5

I have a socket server in C/linux. Each time I create a new socket it is assigned a file descriptor. I want to use these FD's as uniqueID's for each client. If they are guaranteed to always be assigned in increasing order (which is the case for the Ubuntu that I am running) then I could just use them as array indices.

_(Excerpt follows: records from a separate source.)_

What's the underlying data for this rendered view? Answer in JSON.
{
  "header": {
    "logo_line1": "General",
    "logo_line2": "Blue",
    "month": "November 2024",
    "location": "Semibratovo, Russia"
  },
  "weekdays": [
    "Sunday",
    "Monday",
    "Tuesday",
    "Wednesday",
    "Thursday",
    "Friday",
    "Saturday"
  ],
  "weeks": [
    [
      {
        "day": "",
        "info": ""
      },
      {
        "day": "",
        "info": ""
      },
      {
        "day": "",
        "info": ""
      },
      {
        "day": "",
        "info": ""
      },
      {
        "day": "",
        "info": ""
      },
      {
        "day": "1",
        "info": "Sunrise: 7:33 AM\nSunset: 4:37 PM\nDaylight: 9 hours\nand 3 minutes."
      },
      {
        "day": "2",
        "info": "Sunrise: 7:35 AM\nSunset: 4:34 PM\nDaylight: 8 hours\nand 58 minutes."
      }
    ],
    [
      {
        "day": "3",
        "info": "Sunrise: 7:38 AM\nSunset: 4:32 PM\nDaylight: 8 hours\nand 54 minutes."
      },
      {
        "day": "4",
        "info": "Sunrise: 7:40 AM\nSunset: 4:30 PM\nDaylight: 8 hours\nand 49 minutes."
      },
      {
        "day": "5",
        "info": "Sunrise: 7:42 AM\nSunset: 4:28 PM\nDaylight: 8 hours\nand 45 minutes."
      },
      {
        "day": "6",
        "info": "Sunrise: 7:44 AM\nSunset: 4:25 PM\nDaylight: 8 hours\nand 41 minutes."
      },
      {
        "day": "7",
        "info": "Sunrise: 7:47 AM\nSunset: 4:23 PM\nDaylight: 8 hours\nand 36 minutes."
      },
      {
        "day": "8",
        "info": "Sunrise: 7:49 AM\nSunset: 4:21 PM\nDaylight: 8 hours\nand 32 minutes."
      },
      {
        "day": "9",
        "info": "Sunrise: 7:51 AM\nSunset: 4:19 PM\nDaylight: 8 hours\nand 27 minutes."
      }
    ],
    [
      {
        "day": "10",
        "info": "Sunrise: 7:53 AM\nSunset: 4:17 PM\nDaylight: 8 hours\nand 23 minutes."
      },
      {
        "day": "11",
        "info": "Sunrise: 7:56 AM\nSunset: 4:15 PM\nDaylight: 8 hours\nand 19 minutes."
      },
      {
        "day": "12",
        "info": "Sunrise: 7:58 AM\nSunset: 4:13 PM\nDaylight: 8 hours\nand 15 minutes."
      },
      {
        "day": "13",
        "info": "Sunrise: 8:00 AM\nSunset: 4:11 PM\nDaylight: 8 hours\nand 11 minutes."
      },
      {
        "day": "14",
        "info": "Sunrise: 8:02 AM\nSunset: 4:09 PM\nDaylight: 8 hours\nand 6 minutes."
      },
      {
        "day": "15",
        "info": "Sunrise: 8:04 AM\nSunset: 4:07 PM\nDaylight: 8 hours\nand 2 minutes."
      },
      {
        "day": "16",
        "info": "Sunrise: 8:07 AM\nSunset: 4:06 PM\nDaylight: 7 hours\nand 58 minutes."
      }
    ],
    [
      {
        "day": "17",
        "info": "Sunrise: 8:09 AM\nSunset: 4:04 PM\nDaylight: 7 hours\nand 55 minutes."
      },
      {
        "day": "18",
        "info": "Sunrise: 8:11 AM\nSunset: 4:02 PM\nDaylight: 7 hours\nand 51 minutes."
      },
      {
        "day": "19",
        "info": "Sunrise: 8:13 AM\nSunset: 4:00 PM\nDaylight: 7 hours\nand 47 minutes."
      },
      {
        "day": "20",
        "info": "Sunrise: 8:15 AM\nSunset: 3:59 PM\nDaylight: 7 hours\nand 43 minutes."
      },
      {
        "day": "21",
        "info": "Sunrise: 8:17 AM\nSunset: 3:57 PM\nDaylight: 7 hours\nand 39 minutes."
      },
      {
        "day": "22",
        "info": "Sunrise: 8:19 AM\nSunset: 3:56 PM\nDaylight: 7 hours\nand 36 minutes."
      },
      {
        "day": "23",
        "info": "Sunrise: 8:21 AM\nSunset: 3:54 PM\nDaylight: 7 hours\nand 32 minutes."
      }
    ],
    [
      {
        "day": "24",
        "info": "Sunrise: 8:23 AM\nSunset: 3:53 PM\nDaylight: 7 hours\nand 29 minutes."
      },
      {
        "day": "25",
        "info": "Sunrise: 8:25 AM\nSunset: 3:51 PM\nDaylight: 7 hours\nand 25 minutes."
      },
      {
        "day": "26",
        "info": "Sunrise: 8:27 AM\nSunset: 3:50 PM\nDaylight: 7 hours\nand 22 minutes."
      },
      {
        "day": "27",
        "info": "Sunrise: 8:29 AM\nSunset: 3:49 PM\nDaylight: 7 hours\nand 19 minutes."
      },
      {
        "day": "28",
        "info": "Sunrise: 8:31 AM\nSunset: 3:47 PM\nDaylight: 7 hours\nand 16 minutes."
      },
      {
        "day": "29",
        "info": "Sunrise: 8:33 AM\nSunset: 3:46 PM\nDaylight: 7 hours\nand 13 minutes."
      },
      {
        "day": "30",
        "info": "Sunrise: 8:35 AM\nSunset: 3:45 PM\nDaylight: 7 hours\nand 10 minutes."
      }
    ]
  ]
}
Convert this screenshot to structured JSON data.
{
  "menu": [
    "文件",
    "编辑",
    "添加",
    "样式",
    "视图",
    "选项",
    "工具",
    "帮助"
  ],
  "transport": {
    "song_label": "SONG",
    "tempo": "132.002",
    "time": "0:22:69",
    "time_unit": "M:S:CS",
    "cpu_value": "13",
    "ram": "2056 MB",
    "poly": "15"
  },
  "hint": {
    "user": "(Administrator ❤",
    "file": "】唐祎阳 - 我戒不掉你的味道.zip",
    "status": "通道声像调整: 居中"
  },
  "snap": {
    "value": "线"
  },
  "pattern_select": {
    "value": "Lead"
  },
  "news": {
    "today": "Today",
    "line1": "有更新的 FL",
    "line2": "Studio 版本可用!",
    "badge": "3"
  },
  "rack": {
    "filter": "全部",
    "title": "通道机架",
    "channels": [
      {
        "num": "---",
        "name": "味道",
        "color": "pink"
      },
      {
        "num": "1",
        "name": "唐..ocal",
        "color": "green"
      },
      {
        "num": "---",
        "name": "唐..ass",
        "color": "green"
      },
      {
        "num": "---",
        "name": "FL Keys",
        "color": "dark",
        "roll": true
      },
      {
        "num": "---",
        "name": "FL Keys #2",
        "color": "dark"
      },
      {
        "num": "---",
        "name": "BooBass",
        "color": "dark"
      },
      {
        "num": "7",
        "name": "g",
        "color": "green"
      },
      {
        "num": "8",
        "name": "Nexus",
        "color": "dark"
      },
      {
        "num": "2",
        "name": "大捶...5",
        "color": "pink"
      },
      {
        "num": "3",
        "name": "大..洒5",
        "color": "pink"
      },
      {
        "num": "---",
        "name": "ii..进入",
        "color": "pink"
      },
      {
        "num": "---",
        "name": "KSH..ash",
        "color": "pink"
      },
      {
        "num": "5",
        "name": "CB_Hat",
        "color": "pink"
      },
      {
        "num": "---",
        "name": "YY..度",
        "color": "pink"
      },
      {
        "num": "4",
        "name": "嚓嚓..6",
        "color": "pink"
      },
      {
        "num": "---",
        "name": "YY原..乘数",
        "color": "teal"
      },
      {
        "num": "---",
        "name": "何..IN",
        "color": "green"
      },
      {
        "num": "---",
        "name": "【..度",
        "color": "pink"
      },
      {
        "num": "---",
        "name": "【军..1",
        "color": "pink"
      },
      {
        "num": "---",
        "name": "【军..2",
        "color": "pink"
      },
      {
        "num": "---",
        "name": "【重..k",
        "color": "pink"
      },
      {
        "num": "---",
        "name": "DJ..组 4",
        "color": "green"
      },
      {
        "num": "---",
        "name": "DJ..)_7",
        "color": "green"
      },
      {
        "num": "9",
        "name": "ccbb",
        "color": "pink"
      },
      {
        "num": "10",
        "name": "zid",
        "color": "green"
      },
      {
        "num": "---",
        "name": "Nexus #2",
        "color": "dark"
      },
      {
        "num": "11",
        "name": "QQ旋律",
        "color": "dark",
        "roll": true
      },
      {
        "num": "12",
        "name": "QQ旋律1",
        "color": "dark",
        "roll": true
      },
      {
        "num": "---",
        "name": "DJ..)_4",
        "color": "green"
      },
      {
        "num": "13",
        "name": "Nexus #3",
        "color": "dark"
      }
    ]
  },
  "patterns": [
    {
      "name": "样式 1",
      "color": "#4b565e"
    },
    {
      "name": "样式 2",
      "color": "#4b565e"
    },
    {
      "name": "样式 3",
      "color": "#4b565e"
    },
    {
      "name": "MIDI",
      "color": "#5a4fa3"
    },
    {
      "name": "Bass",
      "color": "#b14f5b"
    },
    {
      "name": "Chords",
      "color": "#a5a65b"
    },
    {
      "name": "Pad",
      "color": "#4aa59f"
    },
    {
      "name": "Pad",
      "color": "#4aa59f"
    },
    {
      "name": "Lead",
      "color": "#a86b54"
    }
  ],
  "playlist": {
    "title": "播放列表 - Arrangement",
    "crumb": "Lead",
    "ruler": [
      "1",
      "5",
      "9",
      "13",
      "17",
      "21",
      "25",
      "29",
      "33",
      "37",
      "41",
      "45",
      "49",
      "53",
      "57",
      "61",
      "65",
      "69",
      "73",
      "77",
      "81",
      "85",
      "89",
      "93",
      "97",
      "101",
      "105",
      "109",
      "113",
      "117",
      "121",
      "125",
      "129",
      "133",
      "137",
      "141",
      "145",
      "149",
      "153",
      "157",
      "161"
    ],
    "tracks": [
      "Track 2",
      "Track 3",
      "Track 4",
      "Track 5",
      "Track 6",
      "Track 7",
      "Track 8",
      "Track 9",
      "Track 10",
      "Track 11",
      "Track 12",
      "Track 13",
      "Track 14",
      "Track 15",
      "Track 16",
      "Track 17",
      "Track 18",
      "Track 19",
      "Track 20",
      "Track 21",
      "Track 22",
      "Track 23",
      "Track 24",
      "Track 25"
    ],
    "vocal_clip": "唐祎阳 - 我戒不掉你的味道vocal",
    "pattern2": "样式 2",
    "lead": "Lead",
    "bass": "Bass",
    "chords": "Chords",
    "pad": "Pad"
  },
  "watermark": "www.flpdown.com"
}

So the question: Are the file descriptors that are assigned from linux sockets guaranteed to always be in increasing order?

Josh Brittain
  • 2,162
  • 7
  • 31
  • 54

3 Answers3

10

Let's look at how this works internally (I'm using kernel 4.1.20). The way file descriptors are allocated in Linux is with __alloc_fd. When you do a open syscall, do_sys_open is called. This routine gets a free file descriptor from get_unused_fd_flags:

long do_sys_open(int dfd, const char __user *filename, int flags, umode_t mode)
{ 
    ...
    fd = get_unused_fd_flags(flags);
    if (fd >= 0) {
        struct file *f = do_filp_open(dfd, tmp, &op);

get_unused_d_flags calls __alloc_fd setting minimum and maximum fd:

int get_unused_fd_flags(unsigned flags)
{
    return __alloc_fd(current->files, 0, rlimit(RLIMIT_NOFILE), flags);
}

__alloc_fd gets the file descriptor table for the process, and gets the fd as next_fd, which is actually set from the previous time it ran:

int __alloc_fd(struct files_struct *files,
           unsigned start, unsigned end, unsigned flags)
{
    ...
    fd = files->next_fd;
    ...
    if (start <= files->next_fd)
        files->next_fd = fd + 1;

So you can see how file descriptors indeed grow monotonically... up to certain point. When the fd reaches the maximum, __alloc_fd will try to find the smallest unused file descriptor:

if (fd < fdt->max_fds)
    fd = find_next_zero_bit(fdt->open_fds, fdt->max_fds, fd);

At this point the file descriptors will not be growing monotonically anymore, but instead will jump trying to find free file descriptors. After this, if the table gets full, it will be expanded:

error = expand_files(files, fd);

At which point they will grow again monotonically.

Hope this helps

Jay Medina
  • 544
  • 5
  • 12
4

FD's are guaranteed to be unique, for the lifetime of the socket. So yes, in theory, you could probably use the FD as an index into an array of clients. However, I'd caution against this for at least a couple of reasons:

  • As has already been said, there is no guarantee that FDs will be allocated monotonically. accept() would be within its rights to return a highly-numbered FD, which would then make your array inefficient. So short answer to your question: no, they are not guaranteed to be monotonic.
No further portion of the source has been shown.